Bush repeatedly has hinted that a defeat of Iraq could open the way for a peace settlement between Israel and the Arabs. But he has resisted linking the two issues explicitly.

The connection between the two Middle Eastern conflicts remains among the most delicate international issues Bush faces in managing the effort against Iraq. And the issue has been highlighted by Bush’s meeting with Assad, who has long been one of Israel’s most implacable enemies.

In fact, the long-standing enmity between Israel and Syria is precisely one of the reasons that makes U.S. officials consider Assad such an important ally in the gulf conflict. As a strident Arab nationalist, Assad has credibility with many Arabs who consider other leaders, including Mubarak and the royal families of the gulf, too conservative and too close to Western interests. Assad’s involvement, therefore, helps blunt claims by Iraq’s Hussein that the coalition against him is merely an attempt to restore Western colonial domination of the region.
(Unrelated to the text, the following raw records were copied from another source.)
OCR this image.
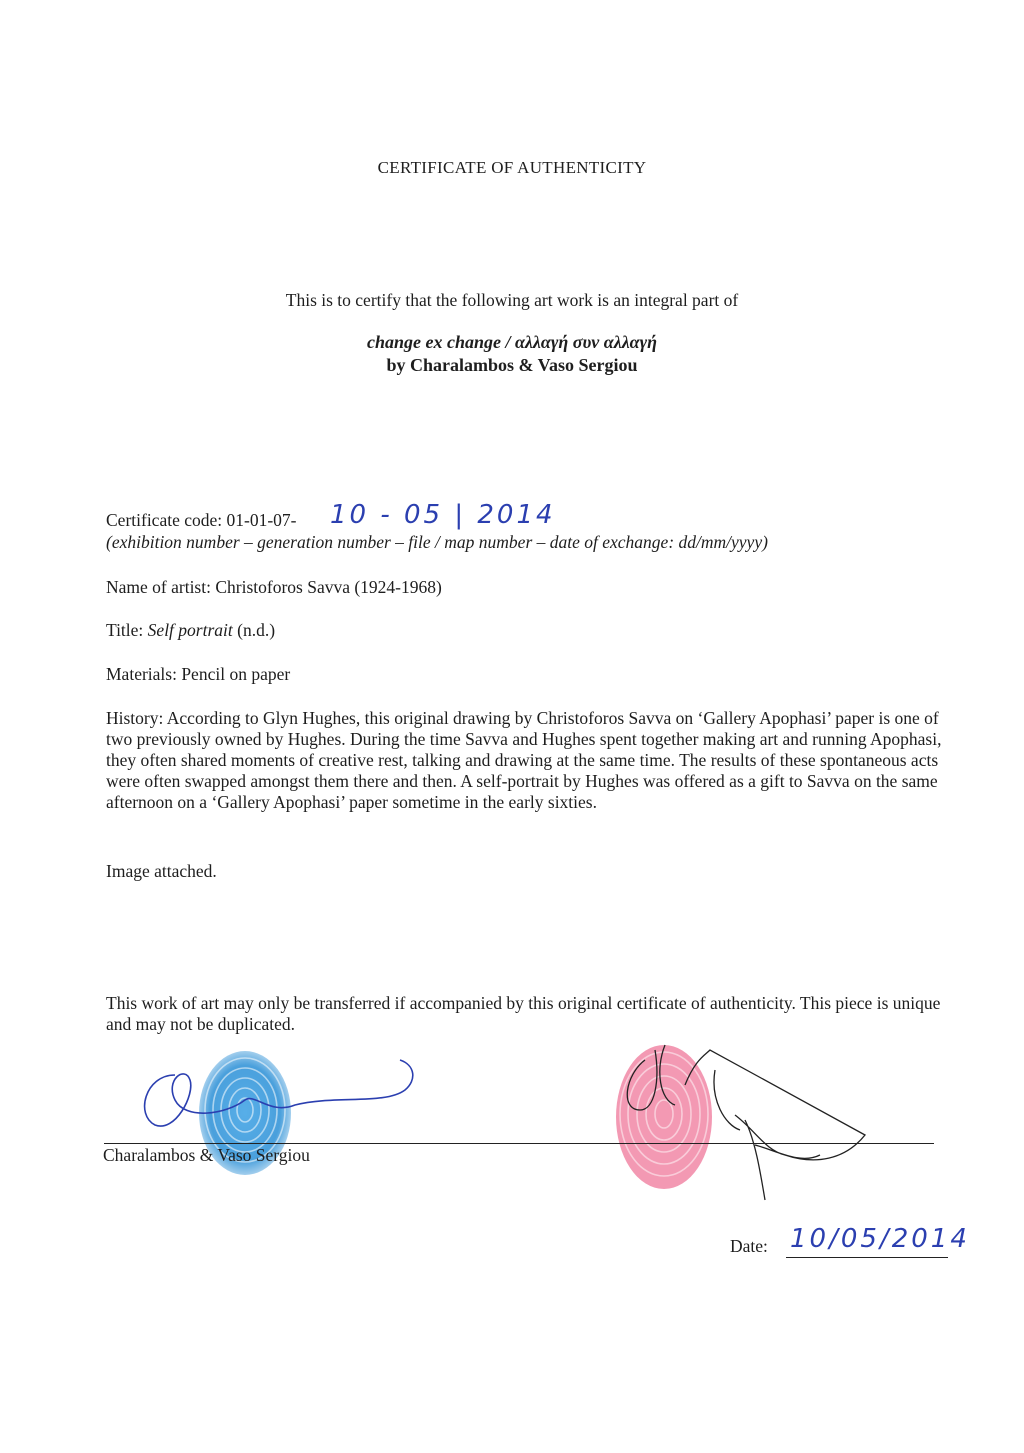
CERTIFICATE OF AUTHENTICITY
This is to certify that the following art work is an integral part of
change ex change / αλλαγή συν αλλαγή
by Charalambos & Vaso Sergiou
Certificate code: 01-01-07-	10 - 05 | 2014
(exhibition number – generation number – file / map number – date of exchange: dd/mm/yyyy)
Name of artist: Christoforos Savva (1924-1968)
Title: Self portrait (n.d.)
Materials: Pencil on paper
History: According to Glyn Hughes, this original drawing by Christoforos Savva on ‘Gallery Apophasi’ paper is one of two previously owned by Hughes. During the time Savva and Hughes spent together making art and running Apophasi, they often shared moments of creative rest, talking and drawing at the same time. The results of these spontaneous acts were often swapped amongst them there and then. A self-portrait by Hughes was offered as a gift to Savva on the same afternoon on a ‘Gallery Apophasi’ paper sometime in the early sixties.
Image attached.
This work of art may only be transferred if accompanied by this original certificate of authenticity. This piece is unique and may not be duplicated.
Charalambos & Vaso Sergiou
Date: 10/05/2014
In addition, Syria has a long border with Iraq, and its military presence on Iraq’s border helps tie down Iraqi troops who otherwise would be free to confront U.S. forces in Saudi Arabia. Assad, however, has not yet said whether he would actually be willing to use his troops in a war against Iraq.

BACKGROUND

Hafez Assad seized Syria’s presidency in a 1970 coup. Assad met with President Carter in 1977 in what was the high point of U.S.-Syria ties. But the Camp David peace treaty between Egypt and Israel that Carter brokered in 1979 and the Reagan Administration’s efforts to arrange a Lebanese-Israeli accord in 1983 turned Syria against U.S. efforts in the Mideast. In 1984, U.S. warplanes attacked Syrian positions in Lebanon. In 1986, the State Department put Syria on its terrorism list because of the role of Syrian officials in an attempt to blow up an El Al flight.